Freitag, 16. November 2018

ICBC China IPO erlöst 22 Milliarden Dollar

Der größte Börsengang der Geschichte ist perfekt. Die chinesische Industrial and Commercial Bank (ICBC) platziert ihre Aktien sowohl in Hongkong als auch in Schanghai am oberen Ende der anvisierten Spanne und übt zudem die Mehrzuteilungsoption aus. Damit liegt der Erlös bei knapp 22 Milliarden Dollar.

Hongkong - Der für Freitag geplante Börsengang der chinesischen Staatsbank ICBC wird das mit Abstand größte Initial Public Offering (IPO), das die Börsenwelt bislang gesehen hat. Das Unternehmen legte den Ausgabepreis der Papiere am äußersten oberen Rand der festgesetzten Spanne fest und würde demnach die Rekordsumme von 22 Milliarden Dollar (17,5 Milliarden Euro) erlösen, wie aus einer am Montag an der Hongkonger Börse veröffentlichten Erklärung hervorgeht.

Größter Börsengang der Geschichte: ICBC-Filiale in Hong Kong
Bisher war die Platzierung der japanischen Telekomgesellschaft NTT Mobile Communications Network mit 18,4 Milliarden Dollar der größte Börsengang. Die ICBC-Aktie soll am Freitag (27. Oktober) erstmals gehandelt werden.

Der Börsengang der ICBC, an der neben Goldman Sachs (7 Prozent) und American Express (0,5 Prozent) auch die Allianz (2,5 Prozent) bereits beteiligt ist, stieß sowohl bei institutionellen als auch privaten Anlegern auf großes Interesse und war mehrfach überzeichnet. Mit einer Marktkapitalisierung von rund 129 Milliarden Dollar gehört die ICBC zu den am höchsten bewerteten Banken der Welt.

Die ICBC plant, parallel in Hongkong (H-Aktien) und Schanghai (A-Aktien) an die Börse zu gehen. Für die A-Aktien lag die Preisspanne bei 2,60 bis 3,12 Yen, für die H-Aktien bei 2,56 bis 3,07 Hongkong-Dollar je Aktie.
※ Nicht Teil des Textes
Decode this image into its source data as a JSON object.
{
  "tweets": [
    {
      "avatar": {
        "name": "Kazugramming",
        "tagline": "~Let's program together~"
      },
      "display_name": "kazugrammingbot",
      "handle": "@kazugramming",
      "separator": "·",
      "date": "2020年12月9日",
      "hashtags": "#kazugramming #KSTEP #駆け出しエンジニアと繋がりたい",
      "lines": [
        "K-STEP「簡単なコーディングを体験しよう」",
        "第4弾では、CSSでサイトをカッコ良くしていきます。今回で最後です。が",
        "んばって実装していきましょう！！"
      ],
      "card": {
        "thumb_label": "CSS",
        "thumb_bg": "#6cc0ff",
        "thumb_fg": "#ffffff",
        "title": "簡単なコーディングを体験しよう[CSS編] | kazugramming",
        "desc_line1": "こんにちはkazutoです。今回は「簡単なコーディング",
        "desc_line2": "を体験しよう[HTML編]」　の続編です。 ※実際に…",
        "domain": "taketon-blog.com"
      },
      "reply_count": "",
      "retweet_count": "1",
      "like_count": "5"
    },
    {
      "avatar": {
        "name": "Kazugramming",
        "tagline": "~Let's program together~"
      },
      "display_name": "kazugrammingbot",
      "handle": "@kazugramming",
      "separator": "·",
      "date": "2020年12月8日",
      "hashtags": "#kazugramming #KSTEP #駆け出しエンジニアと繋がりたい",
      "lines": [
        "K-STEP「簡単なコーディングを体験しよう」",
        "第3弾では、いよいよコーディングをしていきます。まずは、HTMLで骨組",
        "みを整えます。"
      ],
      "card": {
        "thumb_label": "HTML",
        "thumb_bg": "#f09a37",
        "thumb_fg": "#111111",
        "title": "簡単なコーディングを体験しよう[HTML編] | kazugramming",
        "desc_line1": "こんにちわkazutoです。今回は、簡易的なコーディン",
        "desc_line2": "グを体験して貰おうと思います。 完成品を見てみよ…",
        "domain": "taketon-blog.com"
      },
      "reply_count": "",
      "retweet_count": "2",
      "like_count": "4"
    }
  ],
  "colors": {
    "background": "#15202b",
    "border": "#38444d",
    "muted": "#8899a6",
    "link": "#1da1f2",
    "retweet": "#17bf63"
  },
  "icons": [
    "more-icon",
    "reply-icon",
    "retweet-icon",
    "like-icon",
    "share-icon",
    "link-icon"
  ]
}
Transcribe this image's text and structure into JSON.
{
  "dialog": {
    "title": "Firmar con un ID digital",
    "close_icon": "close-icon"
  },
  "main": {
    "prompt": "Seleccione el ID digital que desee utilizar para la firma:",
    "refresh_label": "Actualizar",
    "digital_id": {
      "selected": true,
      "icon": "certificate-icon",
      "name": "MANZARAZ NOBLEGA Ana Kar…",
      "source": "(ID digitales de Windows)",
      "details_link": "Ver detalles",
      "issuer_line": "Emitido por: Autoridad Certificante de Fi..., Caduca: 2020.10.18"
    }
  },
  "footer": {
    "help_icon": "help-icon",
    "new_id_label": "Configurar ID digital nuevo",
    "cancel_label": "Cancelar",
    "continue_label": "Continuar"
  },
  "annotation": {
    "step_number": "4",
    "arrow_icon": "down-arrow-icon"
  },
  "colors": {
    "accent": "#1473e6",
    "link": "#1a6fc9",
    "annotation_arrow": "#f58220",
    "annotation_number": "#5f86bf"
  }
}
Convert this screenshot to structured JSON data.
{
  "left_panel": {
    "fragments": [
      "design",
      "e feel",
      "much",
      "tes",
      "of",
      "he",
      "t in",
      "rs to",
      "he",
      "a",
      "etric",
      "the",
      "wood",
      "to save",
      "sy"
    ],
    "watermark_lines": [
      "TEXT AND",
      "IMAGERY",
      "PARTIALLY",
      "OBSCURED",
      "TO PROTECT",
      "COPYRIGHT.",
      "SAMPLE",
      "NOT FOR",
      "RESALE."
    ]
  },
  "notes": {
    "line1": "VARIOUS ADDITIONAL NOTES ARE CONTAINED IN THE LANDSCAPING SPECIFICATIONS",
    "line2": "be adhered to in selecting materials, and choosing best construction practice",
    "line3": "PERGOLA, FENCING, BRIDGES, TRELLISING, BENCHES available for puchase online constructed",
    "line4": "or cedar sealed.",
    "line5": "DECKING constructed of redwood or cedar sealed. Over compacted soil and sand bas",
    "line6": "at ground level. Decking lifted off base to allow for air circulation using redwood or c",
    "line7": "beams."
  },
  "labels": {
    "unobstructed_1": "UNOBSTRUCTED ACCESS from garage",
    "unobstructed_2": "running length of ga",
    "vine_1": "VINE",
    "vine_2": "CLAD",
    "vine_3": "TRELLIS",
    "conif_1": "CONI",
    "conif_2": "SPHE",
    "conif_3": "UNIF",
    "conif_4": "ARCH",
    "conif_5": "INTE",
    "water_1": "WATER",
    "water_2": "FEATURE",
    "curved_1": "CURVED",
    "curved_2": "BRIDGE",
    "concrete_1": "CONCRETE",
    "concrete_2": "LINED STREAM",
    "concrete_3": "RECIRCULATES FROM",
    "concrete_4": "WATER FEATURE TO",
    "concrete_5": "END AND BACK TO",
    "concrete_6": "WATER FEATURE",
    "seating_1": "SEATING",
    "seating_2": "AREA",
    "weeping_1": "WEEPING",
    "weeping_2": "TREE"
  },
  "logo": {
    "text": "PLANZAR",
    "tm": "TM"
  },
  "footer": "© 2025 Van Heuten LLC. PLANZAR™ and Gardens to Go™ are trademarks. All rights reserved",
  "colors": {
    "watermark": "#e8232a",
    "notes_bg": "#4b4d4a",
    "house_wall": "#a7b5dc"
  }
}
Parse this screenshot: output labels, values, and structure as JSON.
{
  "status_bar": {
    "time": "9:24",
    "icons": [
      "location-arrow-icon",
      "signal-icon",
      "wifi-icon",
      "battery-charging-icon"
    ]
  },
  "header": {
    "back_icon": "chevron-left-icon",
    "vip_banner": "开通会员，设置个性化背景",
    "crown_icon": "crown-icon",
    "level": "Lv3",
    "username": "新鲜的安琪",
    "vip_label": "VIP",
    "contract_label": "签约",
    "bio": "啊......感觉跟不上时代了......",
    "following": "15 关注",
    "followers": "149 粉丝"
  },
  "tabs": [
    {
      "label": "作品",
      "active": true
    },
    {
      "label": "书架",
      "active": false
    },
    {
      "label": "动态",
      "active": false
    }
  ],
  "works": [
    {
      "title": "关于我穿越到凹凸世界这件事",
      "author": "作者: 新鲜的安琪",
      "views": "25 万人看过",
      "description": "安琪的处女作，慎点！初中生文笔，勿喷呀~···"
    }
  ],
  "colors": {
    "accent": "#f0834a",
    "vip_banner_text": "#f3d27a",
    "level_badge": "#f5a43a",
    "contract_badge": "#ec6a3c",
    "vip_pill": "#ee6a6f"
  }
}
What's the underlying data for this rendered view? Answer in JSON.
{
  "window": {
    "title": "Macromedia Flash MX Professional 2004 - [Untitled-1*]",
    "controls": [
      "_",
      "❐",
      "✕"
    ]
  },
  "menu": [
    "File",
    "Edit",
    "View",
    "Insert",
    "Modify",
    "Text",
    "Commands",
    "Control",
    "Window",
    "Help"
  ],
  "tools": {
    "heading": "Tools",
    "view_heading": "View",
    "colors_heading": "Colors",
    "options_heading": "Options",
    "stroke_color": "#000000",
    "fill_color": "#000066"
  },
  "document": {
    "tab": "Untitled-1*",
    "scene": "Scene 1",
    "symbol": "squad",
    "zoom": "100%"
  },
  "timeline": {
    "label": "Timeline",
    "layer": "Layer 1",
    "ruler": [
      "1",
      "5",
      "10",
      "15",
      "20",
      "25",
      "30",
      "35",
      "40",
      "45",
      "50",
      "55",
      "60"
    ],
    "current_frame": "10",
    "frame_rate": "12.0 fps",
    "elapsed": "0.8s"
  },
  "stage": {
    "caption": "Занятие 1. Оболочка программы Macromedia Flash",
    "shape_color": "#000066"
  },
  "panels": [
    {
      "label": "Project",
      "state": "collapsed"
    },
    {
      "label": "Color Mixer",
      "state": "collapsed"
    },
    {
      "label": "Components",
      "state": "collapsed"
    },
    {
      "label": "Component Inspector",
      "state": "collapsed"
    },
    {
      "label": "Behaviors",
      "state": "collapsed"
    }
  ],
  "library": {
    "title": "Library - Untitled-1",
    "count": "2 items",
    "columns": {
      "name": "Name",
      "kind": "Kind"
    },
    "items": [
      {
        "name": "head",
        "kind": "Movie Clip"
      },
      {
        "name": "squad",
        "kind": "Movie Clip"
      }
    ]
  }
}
Vor allem das Interesse der Privatanleger sei außerordentlich groß gewesen, hieß es. Die Bank habe daraufhin einen Teil der für institutionelle Investoren vorgesehenen Tranche den Privatinvestoren zugeordnet. Insgesamt wurden den Angaben zufolge nun 5,77 Milliarden A-Aktien an strategische Investoren, 2,35 Milliarden Anteilsscheine an institutionelle Anleger und 6,83 Milliarden Aktien an Privatinvestoren abgegeben.

Sollte der Greenshoe auch bei der Hongkong-Platzierung ausgeübt werden, könnte die Bank bis zu 40,7 Milliarden H-Aktien verkaufen. Dann hätte der Börsengang einen Wert von 22 Milliarden Dollar.

Mit den Einnahmen will ICBC das Wachstum ihres Kapital- und Beratungsgeschäft erhöhen. Für das laufende Geschäftsjahr rechnet das Kreditinstitut auf Grundlage des chinesischen Rechnungslegungsstandard mit einem Nettoergebnis von mindestens 47,2 Milliarden Yuan (knapp sechs Milliarden Dollar). Im ersten Halbjahr verbuchte ICBC ein Nettoergebnis von 25,14 Milliarden Yuan (3,18 Milliarden Dollar). Auf dem Internationalen Rechnungslegungsstandard basierend liegt das Ergebnis für die ersten sechs Monate bei 25,4 Milliarden Yuan (3,22 Milliarden Dollar).